6TH JANUARY 2019 Conachcraig
2019 kicked off for Culter Hillwalking Club with a Sunday circular walk up Conachcraig, out of Spittal of Glen Muick, a walk originally intended for the less snowy months of November. Distance was short to fit with daylight hours, but summit height at 862m, though fine for November, was ambitious for early January normal snow conditions. But, despite some recent overnight low temperatures (minus 10-6 Celsius at Braemar) there was no snow encountered at the elevations of our whole walk
Twenty nine walkers, surely a record, assembled to start the walk on the level track across Glen Muick to Alt na Giubhsaich then up the tourist path towards Lochnagar. But at the first junction we parted ways with two walkers heading south across the lower flanks of Lochnagar, then dropping down Glas Allt to Loch Muick, whereas the bulk of the party headed north on an unmarked path ascending steadily to the first summit of Conachcraig, and billed as the Corbett at 865m. Weather was still air, no winds, with cloud hanging at many levels, but at this point some breaks gave glimpses to Meickle Pap and behind, Lochnagar with snow cover. But this twenty-minute window through the clouds was just a teaser as soon cloud enveloped the tops leaving us walking in drifting, damp cloud drops. We made our way along the ridge to Conachcraig summit two at 850m, examined the tors and progressed on to Caisteal na Caillich, 860m where we stopped for lunch amongst further tors, now slippery and wet. After lunch we retraced steps, and then with careful navigation took a more easterly route along the ridge towards Cairn an Daimh then from there descending on grass and heather which was becoming increasingly slippery as some real raindrops briefly fell. By the time we were back down in Glen Muick we were out of the cloud that had thickened further, and it was just a case of following the morning outbound route, back to the car park.

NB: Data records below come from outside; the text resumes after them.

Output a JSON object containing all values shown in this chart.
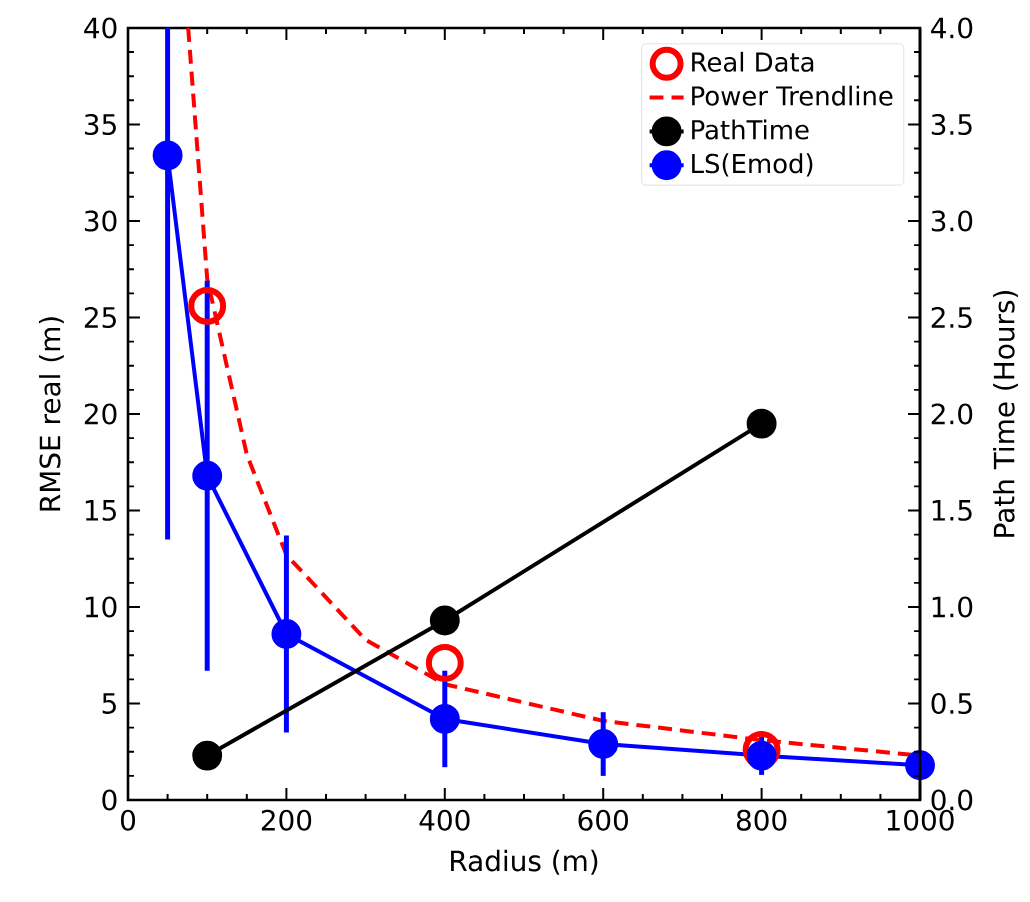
{
  "chart_data": {
    "type": "line",
    "xlabel": "Radius (m)",
    "ylabel": "RMSE real (m)",
    "y2label": "Path Time (Hours)",
    "xlim": [
      0,
      1000
    ],
    "xticks": [
      0,
      200,
      400,
      600,
      800,
      1000
    ],
    "ylim": [
      0,
      40
    ],
    "yticks": [
      0,
      5,
      10,
      15,
      20,
      25,
      30,
      35,
      40
    ],
    "y2lim": [
      0,
      4
    ],
    "y2ticks": [
      {
        "value": 0,
        "label": "0.0"
      },
      {
        "value": 0.5,
        "label": "0.5"
      },
      {
        "value": 1,
        "label": "1.0"
      },
      {
        "value": 1.5,
        "label": "1.5"
      },
      {
        "value": 2,
        "label": "2.0"
      },
      {
        "value": 2.5,
        "label": "2.5"
      },
      {
        "value": 3,
        "label": "3.0"
      },
      {
        "value": 3.5,
        "label": "3.5"
      },
      {
        "value": 4,
        "label": "4.0"
      }
    ],
    "legend": "top right",
    "marker": "circle",
    "series": [
      {
        "name": "Real Data",
        "type": "scatter",
        "color": "#ff0000",
        "x": [
          100,
          400,
          800
        ],
        "values": [
          25.6,
          7.1,
          2.6
        ]
      },
      {
        "name": "Power Trendline",
        "color": "#ff0000",
        "line_style": "dashed",
        "marker": "none",
        "x": [
          76,
          100,
          150,
          200,
          300,
          400,
          600,
          800,
          1000
        ],
        "values": [
          40,
          27,
          17.9,
          12.7,
          8.3,
          6.0,
          4.1,
          3.1,
          2.3
        ]
      },
      {
        "name": "PathTime",
        "axis": "y2",
        "color": "#000000",
        "x": [
          100,
          400,
          800
        ],
        "values": [
          0.23,
          0.93,
          1.95
        ]
      },
      {
        "name": "LS(Emod)",
        "color": "#0000ff",
        "x": [
          50,
          100,
          200,
          400,
          600,
          800,
          1000
        ],
        "values": [
          33.4,
          16.8,
          8.6,
          4.2,
          2.9,
          2.3,
          1.8
        ],
        "errors": [
          [
            13.5,
            40
          ],
          10.1,
          5.1,
          2.5,
          1.65,
          1.0,
          null
        ]
      }
    ]
  }
}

Little wildlife was spotted, merely a lone distant-horizon red deer from the car park, but nothing more. But a good walk to start off the year, and compliments to John and David who had thoroughly reccied the walk, and managed to keep the “flock” in a single walking group,
Sunday walk January 2019, shorter (?) walk Tourist route and across to Glas Allt path and down. Nothing more to report really, apart from patches of ice increasing the braiding of the path across Lochnagar particularly. We certainly experienced that welcome window through to Lochnagar itself but, as James said, the mist very soon returned. I did see a very small plaque on the side of the path, to Anne who was born in 1951 and died in 2017 put there by her husband Mike. And in the absence of wild life, I picked up a large black feather which I believe belonged to the wing of a raven.